Oui. Une fois le boulet de la loi Pacte tiré, les commentaires sont allés bon train et les pourparlers se sont figés. On a vu des gens lever le stylo en disant : “On n’achète pas de Cac si ça ne sert à rien”. Le commissariat aux comptes devient compliqué à vendre, pour un cabinet de taille moyenne possédant un portefeuille classique. Je ne vous parle pas des gros cabinets qui sont spécialisés, qui ont un nom et donc une signature.

La baisse du chiffre d’affaires en audit entraînera un impact sur la valeur des fonds de commerce et rebattra les cartes des cessions. Mais on se demande aussi ce qui va se passer en expertise-comptable. Les instances de la profession répètent qu’il faut s’orienter vers le conseil, pour éviter les écueils de la banalisation de certaines prestations comme le bilan et qu’il faut se démarquer. Il y a une vraie question sur la valeur des cabinets dans les années à venir, notamment pour ceux qui n’auront pas bien négocié le tournant. Certains dirigeants que je croise m’interpellent en me disant : “J’ai 57 ans, je viens vous voir maintenant car je ne veux pas me retrouver comme d’autres professions libérales, dentistes ou médecins, sans repreneur au moment de la retraite”.

Justement, quels critères faut-il réunir pour bien vendre ?

Il y a d’abord l’organisation du cabinet et ses collaborateurs. On trouve encore des structures sans plan de formation des salariés, où celle-ci se résume à un magazine spécialisé qui passe de main en main ! Or, des collaborateurs bien formés, autonomes, compétents et motivés sont un réel atout lors d’une cession. De même que leur outil de travail, moderne et correspondant aux demandes des clients. Plus le cabinet marche bien, est rentable, et peut aborder la transmission de façon souple en restant opérationnel, mieux c’est. Tout point noir entraîne une décote dans la valorisation du cabinet. Si on part d’un coefficient 1 qui correspond à la valeur du portefeuille clients, celui-ci va descendre à 0,8 si l’on pointe des critères négatifs. Ensuite, mieux vaut ne pas travailler sa cession dans l’urgence, en espérant la boucler en quelques mois, mais se pencher objectivement sur ses points forts, ses points faibles et ne pas négliger le facteur humain – la bonne longueur d’ondes – avec le repreneur potentiel.
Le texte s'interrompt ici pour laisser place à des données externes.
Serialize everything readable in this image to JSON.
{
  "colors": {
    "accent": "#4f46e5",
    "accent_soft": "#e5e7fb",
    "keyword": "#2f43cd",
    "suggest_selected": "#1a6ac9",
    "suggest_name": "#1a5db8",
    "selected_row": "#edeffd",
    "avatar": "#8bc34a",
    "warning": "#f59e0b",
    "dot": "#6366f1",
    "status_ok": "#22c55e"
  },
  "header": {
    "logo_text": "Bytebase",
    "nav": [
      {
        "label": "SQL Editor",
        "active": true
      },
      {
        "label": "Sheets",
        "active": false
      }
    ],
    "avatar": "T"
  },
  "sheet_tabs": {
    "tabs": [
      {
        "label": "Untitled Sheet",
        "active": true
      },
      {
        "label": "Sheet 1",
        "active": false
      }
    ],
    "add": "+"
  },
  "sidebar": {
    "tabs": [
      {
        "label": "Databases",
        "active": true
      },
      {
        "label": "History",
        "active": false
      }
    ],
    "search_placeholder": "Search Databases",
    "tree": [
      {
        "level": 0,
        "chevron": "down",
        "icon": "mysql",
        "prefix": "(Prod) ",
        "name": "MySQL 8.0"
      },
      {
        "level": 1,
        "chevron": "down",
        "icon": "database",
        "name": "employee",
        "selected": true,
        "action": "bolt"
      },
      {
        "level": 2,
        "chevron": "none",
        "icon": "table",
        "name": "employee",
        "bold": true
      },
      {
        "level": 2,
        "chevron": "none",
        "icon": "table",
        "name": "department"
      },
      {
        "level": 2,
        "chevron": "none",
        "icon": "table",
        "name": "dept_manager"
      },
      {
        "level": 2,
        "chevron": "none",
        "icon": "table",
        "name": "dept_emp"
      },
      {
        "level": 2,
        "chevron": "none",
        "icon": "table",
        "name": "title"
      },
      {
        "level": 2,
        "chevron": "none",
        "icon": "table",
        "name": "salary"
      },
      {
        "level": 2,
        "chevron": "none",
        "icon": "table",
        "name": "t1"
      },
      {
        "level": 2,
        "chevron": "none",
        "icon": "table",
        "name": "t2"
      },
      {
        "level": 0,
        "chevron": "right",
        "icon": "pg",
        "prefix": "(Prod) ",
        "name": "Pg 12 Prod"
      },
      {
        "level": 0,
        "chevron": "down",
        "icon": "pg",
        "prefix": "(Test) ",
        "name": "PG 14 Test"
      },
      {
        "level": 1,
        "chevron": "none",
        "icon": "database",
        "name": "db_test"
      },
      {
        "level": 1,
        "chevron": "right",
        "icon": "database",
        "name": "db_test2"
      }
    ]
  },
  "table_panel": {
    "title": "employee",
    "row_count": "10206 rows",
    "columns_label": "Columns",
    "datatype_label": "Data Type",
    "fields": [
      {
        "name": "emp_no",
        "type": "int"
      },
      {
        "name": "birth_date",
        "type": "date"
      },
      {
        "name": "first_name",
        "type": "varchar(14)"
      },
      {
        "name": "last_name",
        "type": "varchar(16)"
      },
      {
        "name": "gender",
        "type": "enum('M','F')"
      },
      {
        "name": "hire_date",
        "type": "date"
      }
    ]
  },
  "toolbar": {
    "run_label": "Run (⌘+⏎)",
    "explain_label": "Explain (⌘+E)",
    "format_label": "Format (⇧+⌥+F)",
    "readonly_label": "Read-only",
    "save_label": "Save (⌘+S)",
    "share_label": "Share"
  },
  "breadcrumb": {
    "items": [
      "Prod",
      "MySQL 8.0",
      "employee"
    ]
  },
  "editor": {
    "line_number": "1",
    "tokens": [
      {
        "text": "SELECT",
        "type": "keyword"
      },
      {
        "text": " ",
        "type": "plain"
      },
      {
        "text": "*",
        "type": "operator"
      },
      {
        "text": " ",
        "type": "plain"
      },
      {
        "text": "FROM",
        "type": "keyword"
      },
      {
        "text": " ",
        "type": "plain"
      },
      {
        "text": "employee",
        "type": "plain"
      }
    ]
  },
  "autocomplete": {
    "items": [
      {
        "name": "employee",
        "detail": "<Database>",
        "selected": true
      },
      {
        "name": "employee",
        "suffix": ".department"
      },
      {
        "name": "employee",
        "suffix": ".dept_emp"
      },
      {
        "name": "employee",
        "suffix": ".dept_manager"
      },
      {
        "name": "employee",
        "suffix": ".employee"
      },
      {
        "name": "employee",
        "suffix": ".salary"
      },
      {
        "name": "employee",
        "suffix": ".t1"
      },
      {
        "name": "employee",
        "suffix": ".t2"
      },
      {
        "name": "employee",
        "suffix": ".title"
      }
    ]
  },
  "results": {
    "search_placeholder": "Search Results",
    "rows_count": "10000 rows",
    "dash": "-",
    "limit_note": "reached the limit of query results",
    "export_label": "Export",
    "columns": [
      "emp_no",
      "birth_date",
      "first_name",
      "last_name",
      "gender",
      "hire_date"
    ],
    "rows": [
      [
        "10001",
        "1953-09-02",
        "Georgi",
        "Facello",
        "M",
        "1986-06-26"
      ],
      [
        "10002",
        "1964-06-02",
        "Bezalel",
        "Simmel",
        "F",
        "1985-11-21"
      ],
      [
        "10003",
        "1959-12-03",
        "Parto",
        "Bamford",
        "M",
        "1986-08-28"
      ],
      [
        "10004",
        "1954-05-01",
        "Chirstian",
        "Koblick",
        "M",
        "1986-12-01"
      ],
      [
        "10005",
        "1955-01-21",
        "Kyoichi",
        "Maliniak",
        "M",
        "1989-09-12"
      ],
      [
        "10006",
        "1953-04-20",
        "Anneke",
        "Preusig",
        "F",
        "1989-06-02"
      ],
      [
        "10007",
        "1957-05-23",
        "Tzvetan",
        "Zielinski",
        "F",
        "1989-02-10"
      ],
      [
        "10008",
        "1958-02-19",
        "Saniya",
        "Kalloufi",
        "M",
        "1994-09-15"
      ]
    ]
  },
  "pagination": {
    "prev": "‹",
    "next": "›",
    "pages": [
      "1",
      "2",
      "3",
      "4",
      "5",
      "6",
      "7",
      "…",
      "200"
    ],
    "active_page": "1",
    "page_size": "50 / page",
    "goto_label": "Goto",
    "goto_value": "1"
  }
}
Comment ne pas se faire « avaler d’une seule bouchée » quand on est un petit cabinet ?

Notre rôle d’intermédiaire consiste précisément à présenter les bons profils de repreneurs aux cédants. Nous connaissons les pratiques des repreneurs, gros comme moyens, et comment ils procèdent quand ils rachètent. De plus en plus, la tendance est de privilégier le rayonnement local du petit cabinet, son lien de proximité avec les clients et la qualité de son tissu relationnel. Il ne s’agit pas, pour l’acquéreur, d’ouvrir des bureaux lambda sur le territoire, mais de se démarquer avec des cabinets qui apportent un « plus » localement. En tant qu’intermédiaires, nous accompagnons les cédants de A à Z : depuis la présentation de plusieurs repreneurs, la valorisation du cabinet et jusqu’au protocole, qui récapitule les volontés des deux parties, afin que tout soit clair au moment de signer.

Comment évolue la valeur des cabinets ?

Il y a 10 ans, le coefficient se situait dans une fourchette entre 0,8 et 1,2, sachant que 1,2 s’appliquait surtout aux cabinets de ville, bien organisés. Actuellement, la moyenne est autour de 0,87 à 0,88.